Where does money become currency, and monetary policy become currency policy? In a narrow but useful definition, the currency market is the market between moneys (usually fiat). Sometimes states do have a ‘currency policy’ which targets their exchange rates, in which case the toolbox includes both fiscal and monetary policies, as well as politics, trade, etc. ‘Currency policy’ even under free-floating regimes does sometimes drive monetary decisions, such as when interest rates have been used to make the currency either more appealing (after a currency crisis) or less (to benefit exporters). Yet the stability of the currency or full employment in the export sector circle back to macroeconomic objectives that also sit firmly within the purview of monetary policy. So the distinction is hard to argue. I think it’s fair to say that MMT in its current form is led by domestic objectives, and the impact on exchange rates features less as a factor, and is perhaps less understood.
We know that inflation is generally bad for the exchange rate, and MMT presents an inflation risk, even if primarily through a mechanism of inflation expectations. It may also balance some risks, however, in particular growth risks and US government solvency risks. My sense, however, is that the more important impact on currency is not so much that of medium-term exchange rates dependent on growth and inflation dynamics, but more the structural questions surrounding the international monetary system. Who is allowed to create and govern our reserve currency? Who is allowed to borrow; who is allowed to lend? What are equilibrium rates as monetary policy steps into the next stage of its experiment? What are equilibrium rates when monetary authorities lose their authority?

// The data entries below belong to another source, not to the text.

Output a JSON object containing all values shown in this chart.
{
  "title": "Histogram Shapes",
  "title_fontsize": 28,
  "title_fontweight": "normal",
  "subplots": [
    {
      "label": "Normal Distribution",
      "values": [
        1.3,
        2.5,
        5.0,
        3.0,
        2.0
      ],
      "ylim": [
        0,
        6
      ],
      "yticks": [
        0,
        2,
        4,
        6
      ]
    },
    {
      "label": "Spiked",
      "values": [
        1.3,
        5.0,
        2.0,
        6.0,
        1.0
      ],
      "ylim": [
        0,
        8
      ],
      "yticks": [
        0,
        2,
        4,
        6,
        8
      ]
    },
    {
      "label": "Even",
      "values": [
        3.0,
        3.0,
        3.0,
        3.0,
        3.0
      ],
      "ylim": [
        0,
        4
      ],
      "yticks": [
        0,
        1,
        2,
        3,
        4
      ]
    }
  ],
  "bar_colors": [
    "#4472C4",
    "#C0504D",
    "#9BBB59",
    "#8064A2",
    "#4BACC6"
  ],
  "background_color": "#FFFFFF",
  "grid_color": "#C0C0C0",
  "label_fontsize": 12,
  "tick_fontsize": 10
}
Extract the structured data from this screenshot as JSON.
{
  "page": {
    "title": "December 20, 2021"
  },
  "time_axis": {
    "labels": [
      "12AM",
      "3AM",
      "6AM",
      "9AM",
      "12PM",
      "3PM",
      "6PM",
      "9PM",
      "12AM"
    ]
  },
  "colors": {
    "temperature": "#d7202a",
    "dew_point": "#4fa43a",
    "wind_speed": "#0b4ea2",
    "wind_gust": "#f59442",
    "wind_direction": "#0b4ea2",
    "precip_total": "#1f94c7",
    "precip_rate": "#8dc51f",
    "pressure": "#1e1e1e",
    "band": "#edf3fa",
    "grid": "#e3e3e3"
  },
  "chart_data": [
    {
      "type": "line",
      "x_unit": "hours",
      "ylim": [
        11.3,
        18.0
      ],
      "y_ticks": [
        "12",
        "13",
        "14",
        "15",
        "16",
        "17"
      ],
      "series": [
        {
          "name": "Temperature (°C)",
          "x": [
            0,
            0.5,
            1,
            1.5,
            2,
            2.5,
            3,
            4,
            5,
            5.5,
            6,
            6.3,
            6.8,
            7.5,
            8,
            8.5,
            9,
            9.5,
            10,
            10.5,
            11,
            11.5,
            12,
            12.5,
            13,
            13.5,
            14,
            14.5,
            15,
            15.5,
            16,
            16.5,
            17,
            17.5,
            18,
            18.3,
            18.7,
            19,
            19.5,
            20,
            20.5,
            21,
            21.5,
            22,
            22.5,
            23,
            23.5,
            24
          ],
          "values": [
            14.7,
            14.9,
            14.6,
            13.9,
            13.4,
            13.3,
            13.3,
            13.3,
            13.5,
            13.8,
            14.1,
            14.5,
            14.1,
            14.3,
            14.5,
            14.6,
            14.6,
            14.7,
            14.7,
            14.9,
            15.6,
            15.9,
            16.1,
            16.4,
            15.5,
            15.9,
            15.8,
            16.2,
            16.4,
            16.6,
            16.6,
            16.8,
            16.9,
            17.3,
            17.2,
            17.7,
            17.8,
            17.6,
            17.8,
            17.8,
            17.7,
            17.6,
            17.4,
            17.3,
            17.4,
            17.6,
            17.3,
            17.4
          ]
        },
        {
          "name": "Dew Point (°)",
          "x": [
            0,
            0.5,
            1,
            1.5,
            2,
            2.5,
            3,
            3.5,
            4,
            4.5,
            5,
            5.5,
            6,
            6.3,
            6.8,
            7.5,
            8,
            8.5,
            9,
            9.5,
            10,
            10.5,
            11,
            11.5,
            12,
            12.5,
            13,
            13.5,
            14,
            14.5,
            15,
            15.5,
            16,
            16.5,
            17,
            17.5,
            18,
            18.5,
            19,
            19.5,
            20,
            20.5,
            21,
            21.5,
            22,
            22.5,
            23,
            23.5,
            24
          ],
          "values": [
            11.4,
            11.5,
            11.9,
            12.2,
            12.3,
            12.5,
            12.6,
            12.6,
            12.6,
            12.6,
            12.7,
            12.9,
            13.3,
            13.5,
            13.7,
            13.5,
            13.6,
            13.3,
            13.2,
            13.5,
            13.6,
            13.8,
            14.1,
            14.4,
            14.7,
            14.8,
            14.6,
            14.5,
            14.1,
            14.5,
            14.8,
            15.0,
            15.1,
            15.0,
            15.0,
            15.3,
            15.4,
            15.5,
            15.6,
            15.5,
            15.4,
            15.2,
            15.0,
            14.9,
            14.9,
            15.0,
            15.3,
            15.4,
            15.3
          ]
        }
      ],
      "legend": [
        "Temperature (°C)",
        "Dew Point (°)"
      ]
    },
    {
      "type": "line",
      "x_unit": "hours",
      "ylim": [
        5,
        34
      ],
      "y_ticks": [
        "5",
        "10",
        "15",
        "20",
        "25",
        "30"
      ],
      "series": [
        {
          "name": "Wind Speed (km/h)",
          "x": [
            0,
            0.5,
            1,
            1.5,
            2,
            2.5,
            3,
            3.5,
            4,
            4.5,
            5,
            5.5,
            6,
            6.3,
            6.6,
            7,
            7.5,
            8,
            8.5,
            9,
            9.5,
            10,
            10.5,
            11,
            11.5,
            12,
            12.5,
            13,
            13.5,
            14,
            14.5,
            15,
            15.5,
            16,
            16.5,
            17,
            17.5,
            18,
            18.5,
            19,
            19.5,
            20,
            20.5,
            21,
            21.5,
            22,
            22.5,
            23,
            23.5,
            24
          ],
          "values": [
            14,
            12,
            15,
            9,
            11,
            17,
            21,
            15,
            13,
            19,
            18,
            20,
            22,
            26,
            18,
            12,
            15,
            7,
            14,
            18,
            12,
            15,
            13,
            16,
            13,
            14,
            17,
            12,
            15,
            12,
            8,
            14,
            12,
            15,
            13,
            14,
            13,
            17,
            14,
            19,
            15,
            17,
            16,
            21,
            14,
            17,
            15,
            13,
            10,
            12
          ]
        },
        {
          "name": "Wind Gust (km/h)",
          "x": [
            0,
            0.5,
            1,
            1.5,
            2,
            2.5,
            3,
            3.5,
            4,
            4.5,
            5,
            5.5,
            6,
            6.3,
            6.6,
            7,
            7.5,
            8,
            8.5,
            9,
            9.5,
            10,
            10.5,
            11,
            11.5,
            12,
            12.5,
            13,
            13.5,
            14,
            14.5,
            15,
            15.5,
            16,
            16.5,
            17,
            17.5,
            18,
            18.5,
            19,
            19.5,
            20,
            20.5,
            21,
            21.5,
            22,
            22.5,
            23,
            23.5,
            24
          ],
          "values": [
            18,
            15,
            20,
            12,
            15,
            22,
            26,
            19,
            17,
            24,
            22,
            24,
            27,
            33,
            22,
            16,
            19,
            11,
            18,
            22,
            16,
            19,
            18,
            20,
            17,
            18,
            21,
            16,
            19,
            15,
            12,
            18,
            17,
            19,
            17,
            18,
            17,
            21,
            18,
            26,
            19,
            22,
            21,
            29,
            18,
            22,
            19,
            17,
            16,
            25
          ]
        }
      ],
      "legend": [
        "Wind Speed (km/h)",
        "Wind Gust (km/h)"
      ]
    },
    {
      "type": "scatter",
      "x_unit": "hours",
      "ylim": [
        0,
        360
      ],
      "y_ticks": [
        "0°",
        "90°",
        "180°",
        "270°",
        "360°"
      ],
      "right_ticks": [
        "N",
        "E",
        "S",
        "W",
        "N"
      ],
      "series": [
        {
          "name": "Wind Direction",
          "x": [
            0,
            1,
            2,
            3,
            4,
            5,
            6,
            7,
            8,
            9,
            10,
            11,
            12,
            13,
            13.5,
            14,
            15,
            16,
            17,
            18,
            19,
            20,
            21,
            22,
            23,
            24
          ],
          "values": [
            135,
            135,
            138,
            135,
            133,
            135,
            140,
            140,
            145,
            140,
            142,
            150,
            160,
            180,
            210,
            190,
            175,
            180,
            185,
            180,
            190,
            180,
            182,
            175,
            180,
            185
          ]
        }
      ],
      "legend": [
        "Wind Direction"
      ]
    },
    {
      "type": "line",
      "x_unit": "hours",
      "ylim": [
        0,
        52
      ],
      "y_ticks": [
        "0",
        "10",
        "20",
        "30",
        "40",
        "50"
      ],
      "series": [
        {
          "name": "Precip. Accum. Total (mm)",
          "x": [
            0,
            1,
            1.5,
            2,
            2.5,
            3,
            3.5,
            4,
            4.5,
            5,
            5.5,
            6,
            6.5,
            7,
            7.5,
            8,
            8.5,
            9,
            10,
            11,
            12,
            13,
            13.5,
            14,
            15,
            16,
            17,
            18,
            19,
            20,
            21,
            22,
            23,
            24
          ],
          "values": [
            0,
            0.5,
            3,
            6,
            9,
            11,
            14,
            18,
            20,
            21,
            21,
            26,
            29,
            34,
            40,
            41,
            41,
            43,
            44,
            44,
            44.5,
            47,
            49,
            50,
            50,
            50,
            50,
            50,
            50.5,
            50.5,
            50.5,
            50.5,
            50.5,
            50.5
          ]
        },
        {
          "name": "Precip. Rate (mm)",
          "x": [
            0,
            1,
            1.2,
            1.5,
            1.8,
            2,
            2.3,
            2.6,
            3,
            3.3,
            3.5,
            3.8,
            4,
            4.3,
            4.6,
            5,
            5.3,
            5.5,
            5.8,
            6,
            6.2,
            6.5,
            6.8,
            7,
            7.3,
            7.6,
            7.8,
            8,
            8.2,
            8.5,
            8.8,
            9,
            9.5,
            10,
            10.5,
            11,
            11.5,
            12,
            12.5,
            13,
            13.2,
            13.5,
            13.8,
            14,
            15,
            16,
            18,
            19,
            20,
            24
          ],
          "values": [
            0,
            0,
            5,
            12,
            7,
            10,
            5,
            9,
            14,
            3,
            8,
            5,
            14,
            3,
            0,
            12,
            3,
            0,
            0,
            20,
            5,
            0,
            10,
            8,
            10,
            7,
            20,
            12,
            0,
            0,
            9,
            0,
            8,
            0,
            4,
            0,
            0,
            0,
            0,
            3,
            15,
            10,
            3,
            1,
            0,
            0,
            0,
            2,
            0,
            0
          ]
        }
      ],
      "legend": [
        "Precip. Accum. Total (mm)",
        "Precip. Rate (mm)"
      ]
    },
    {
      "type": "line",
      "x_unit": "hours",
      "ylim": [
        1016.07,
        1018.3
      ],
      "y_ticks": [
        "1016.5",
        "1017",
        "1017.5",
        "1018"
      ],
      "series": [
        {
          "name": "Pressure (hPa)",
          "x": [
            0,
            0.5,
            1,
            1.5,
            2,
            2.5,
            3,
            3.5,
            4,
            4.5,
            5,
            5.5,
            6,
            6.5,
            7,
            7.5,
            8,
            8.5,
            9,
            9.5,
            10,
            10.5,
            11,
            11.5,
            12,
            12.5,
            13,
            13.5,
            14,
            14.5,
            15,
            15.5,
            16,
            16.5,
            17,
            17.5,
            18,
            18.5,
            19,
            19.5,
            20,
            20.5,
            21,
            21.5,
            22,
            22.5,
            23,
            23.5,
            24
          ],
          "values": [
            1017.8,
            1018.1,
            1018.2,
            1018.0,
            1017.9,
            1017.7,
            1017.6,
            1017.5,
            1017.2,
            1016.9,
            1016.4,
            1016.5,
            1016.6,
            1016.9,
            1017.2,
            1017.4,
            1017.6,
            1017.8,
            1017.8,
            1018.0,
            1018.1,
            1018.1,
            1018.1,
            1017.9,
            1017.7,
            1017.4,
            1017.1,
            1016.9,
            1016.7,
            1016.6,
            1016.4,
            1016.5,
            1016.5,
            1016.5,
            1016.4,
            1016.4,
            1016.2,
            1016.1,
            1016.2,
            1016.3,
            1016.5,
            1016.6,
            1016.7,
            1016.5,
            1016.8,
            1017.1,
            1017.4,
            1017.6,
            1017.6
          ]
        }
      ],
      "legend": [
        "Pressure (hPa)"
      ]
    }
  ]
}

Yes, it is perhaps not a coincidence that these threads of US politics are leaning in to the government’s money monopoly exactly when that monopoly is under threat: by a shifting international reserve and trade system, by good old fashioned crisis risks, and by alternative currencies including crypto. (Beyond its allure for anarchists and tech-fetishists, crypto holds the renewed promise of a currency in short supply.) So while currency exchange rates will continue to equilibrate demand and supply between monetary zones, including if and when MMT officially features in policy, it’s the discontinuities in that equilibrium that really deserve our attention. If monetary disorder begins in the US, I’m not certain that this won’t also be an effective export, on the back of its currency and inflation exports.